Another interesting symbol in Anderson’s movie is the presence of ghosts who seem to interact with the living. As is typical in folklore about ghosts, they exist in a loop, constantly repeating themselves even though such repetitions make no difference to any outcome. And, of course, this is precisely the point that Anderson is getting at. The people in his story are all ghosts. And perhaps we are ghosts too, when we have a tendency to do what we have been doing for no other reason than that that’s what we have always been doing.
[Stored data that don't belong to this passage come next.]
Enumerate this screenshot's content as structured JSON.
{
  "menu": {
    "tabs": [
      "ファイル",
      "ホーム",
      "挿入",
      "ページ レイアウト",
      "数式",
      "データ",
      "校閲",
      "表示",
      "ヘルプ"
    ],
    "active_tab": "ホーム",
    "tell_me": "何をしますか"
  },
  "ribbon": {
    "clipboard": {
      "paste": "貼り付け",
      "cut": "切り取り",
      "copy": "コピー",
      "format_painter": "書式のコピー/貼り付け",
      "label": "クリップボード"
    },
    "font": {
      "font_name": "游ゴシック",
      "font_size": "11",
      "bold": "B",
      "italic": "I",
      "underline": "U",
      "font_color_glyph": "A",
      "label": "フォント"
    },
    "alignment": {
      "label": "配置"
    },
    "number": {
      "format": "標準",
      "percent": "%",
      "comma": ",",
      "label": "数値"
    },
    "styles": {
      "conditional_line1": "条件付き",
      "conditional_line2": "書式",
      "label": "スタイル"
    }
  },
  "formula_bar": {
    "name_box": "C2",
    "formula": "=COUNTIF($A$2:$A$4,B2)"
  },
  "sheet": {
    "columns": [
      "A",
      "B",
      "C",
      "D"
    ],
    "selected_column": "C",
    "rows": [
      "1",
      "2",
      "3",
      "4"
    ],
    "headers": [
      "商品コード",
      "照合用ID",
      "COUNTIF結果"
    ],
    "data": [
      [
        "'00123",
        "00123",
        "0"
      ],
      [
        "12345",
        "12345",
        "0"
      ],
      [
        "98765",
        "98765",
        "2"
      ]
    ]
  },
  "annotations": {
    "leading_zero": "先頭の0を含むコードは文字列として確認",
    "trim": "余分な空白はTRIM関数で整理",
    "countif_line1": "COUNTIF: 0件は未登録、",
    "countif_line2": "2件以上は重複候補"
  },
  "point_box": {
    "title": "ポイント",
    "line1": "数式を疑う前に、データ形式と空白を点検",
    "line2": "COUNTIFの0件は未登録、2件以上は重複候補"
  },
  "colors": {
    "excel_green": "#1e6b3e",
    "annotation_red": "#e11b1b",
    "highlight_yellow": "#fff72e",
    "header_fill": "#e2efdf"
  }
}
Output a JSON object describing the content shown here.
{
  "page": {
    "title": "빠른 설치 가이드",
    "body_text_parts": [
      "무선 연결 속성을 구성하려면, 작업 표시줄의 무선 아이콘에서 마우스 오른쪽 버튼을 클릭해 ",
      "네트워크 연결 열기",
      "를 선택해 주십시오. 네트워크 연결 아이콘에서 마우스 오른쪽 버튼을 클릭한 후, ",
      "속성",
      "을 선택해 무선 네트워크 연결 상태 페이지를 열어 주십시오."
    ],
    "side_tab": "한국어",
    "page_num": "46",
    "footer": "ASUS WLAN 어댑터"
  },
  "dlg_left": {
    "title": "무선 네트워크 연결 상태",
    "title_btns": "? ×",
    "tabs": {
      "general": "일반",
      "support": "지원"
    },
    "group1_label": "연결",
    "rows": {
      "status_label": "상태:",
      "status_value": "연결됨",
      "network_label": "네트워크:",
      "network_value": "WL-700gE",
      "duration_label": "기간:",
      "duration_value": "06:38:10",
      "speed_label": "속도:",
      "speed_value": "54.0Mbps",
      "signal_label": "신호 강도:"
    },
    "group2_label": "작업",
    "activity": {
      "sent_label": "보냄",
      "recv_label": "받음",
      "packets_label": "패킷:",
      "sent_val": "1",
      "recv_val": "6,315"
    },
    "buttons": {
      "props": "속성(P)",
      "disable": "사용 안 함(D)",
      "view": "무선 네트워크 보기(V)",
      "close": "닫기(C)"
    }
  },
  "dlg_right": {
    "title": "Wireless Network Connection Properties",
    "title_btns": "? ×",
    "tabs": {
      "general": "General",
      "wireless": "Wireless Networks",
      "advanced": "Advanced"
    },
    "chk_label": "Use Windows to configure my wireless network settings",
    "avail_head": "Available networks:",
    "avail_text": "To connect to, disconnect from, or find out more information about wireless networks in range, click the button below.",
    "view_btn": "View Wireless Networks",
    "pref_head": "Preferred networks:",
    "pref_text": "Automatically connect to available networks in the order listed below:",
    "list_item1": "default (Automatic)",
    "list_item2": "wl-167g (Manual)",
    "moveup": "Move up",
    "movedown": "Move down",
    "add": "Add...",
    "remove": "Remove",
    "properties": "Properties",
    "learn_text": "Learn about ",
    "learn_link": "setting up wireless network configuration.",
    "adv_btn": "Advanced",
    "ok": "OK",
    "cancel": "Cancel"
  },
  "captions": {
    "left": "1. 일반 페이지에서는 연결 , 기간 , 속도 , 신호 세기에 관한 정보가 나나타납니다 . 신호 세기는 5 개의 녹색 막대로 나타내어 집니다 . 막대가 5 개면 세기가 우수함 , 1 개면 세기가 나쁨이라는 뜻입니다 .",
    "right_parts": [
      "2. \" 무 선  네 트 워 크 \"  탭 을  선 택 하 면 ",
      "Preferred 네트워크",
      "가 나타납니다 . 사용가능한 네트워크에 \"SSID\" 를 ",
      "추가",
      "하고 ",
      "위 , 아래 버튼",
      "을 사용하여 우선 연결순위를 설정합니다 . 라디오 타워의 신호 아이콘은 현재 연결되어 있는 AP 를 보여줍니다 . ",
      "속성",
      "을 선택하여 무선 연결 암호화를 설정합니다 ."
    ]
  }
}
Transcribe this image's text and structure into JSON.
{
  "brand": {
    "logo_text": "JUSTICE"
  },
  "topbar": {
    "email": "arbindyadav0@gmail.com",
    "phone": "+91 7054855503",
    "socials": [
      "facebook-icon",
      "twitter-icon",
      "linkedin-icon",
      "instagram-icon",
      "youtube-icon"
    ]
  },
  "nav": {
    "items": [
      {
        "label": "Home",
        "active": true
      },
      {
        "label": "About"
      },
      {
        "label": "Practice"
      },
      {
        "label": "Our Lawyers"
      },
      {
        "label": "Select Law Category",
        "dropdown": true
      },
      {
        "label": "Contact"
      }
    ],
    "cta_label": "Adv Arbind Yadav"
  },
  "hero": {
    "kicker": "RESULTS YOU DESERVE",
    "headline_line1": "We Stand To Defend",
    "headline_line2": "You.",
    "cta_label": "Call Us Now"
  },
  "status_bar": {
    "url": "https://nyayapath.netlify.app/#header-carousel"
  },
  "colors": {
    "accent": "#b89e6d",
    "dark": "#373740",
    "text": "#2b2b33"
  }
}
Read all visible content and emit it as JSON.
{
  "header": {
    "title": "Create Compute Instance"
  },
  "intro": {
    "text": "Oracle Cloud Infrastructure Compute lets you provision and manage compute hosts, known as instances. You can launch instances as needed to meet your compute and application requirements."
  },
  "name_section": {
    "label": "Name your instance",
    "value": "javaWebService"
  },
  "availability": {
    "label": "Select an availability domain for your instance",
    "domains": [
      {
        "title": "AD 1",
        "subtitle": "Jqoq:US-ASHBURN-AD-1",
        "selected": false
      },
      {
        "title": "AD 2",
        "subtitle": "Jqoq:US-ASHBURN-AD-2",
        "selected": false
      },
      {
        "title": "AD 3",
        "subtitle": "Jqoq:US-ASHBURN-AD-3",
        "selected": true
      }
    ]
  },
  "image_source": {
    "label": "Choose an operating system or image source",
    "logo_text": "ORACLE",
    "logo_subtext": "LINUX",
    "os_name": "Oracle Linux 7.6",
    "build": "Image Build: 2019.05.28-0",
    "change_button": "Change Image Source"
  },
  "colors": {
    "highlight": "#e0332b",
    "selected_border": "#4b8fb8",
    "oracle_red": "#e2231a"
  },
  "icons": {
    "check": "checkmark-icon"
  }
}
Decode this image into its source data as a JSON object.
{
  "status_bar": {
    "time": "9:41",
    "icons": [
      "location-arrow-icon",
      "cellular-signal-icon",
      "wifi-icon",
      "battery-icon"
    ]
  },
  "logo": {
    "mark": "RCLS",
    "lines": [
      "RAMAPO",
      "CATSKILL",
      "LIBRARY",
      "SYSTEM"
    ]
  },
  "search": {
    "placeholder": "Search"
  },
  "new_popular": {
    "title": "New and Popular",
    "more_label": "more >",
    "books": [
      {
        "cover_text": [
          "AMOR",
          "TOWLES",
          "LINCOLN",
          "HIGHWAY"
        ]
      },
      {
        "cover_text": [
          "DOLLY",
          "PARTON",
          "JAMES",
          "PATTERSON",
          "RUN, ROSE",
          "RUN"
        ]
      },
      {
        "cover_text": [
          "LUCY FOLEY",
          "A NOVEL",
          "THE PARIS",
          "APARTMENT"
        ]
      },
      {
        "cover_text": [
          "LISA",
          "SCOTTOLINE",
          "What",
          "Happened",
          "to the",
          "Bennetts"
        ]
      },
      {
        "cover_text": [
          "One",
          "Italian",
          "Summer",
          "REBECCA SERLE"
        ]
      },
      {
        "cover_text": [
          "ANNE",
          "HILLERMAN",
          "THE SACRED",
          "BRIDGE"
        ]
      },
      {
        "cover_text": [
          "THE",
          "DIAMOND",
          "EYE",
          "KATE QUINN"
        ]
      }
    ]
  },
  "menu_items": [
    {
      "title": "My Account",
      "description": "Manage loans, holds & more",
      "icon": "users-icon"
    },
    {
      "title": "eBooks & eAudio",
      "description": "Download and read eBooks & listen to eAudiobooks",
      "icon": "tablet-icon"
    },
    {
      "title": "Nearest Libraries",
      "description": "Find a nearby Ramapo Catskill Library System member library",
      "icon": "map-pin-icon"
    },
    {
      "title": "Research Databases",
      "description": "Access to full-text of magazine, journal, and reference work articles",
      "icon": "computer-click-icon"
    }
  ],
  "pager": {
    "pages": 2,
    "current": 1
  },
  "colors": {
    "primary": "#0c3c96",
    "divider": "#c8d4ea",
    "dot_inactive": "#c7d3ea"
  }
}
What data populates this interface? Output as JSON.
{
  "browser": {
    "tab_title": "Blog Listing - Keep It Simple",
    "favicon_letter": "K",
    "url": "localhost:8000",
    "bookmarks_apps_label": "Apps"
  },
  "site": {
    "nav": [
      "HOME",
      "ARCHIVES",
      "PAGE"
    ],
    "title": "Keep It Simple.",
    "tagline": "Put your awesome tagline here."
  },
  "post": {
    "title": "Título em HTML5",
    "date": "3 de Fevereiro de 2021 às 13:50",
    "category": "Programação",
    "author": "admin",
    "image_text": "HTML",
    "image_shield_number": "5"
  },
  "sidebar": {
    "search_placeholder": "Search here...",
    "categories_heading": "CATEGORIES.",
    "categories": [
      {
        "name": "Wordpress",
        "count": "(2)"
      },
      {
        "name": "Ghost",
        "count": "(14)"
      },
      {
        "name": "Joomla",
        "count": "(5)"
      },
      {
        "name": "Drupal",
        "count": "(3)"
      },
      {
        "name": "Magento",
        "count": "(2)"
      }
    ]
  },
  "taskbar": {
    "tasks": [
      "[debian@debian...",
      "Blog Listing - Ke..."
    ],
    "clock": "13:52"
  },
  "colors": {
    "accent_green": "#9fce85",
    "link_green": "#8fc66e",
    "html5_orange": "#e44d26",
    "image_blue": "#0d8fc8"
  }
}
This ghostly living has the ontological structure of a rut.





One of my favourite scenes from Songs from the Second Floor shows a massive open floor at an airport as a very large crowd of people begins to fill the floor on their way to check in for their flights. But they are all carrying baggage that is very, very heavy — so heavy, in fact, that they can barely move it. It is one of the funniest scenes I've ever seen in any film. Instead of the punchline of the joke being built upon a quick about-turn in logic, the punchline here is that there is no punchline. Everyone just keeps moving very, very slowly, straining, because of the weight of their luggage, groaning, despairing.

The check-in counter seems miles away; perhaps it is unreachable. We don’t get to see what happens to the people when they reach the check-in counter, but I would guess the following possibility. In keeping with the absurdism of the film, let’s imagine that the people are allowed to check-in all that baggage. Even so, it’ll soon become obvious, in a strange dance between tragedy and comedy, that the plane is so overloaded that it is unable to get off the ground. In this imagined ending to this scene, the people are carrying too much stuff and stuck in too many ruts, and as a consequence the heavens have become totally unreachable. This is not to say that these folks will never get into the the kingdom of the sky at all, but it is saying something about the fact that it’s difficult to fly when we do not take ourselves lightly. 


Maybe it’s impossible to fly when you’re on autopilot.